27 de marzo de 2014

Zweig en el Gran Hotel Budapest

 
 

A Wes Anderson, por lo inclasificable de su cine, le costó cierto esfuerzo introducirse por los circuitos comerciales de este ilustre país -si, "ilústreme usted los zapatos"-, que pasaron de editar sus películas directamente en DVD a estrenarlas masivamente, desde que acertó de pleno con "Los Tennenbauns" y su consecutiva "Life Aquatic". A partir de ahí, el universo simétrico y perfeccionista de Anderson ha pasado a ser un sustancioso reclamo para quienes solemos entusiasmarnos con historias sencillas pero cuidadas, desarrolladas en un estilo narrativo que recuerda a los cuentos infantiles, y cuyos personajes suelen  deambular por un abismo de desencantos, introspección y a hablar cuando les preguntan, explorando casi por casualidad en los rasgos estoicos del individuo mediante sus particulares luchas personales que nos despiertan la misma cínica ternura que nos inspiran los grandes ídolos antihéroes, desayunados de relativismo y pastillas para la depresión.  El trabajo de Anderson denota seguridad y tranquilidad, orden frente al caos -transitorio o no- que se anuda  al destino de sus personajes.

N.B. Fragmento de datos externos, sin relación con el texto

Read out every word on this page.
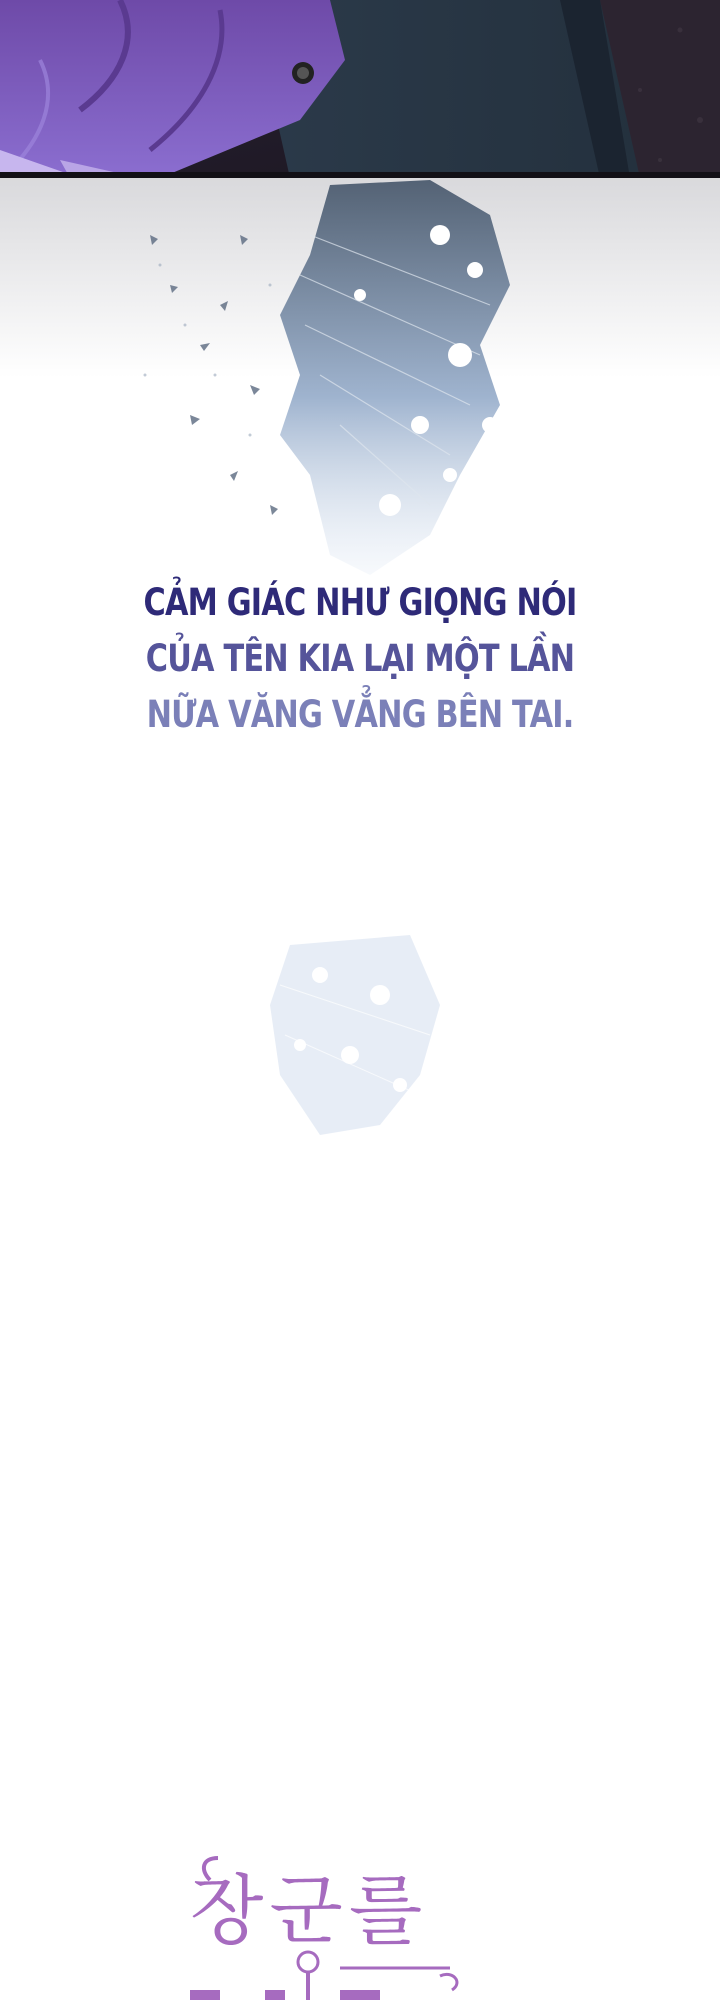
CẢM GIÁC NHƯ GIỌNG NÓI
CỦA TÊN KIA LẠI MỘT LẦN
NỮA VĂNG VẲNG BÊN TAI.
장군를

La ambigüedad reencarnada de sus personajes mantiene la trama en aparente letargo, ligando este ritmo femenino del relato con una meticulosa y relativa capacidad para la acción en que tratan de desenvolver la frondosa madeja de frustraciones y acertadas situaciones en contra, que les mantienen en permanente estado de shock hecho a medida. Sus guiones son como electrocardiogramas de sus protagonistas que se mantienen serenos en su mundo construido a partir de aplastantes lógicas contradictorias, con sorprendentes y valerosos picos de heroicidad inconsciente, como si les chutasen azucar en sangre.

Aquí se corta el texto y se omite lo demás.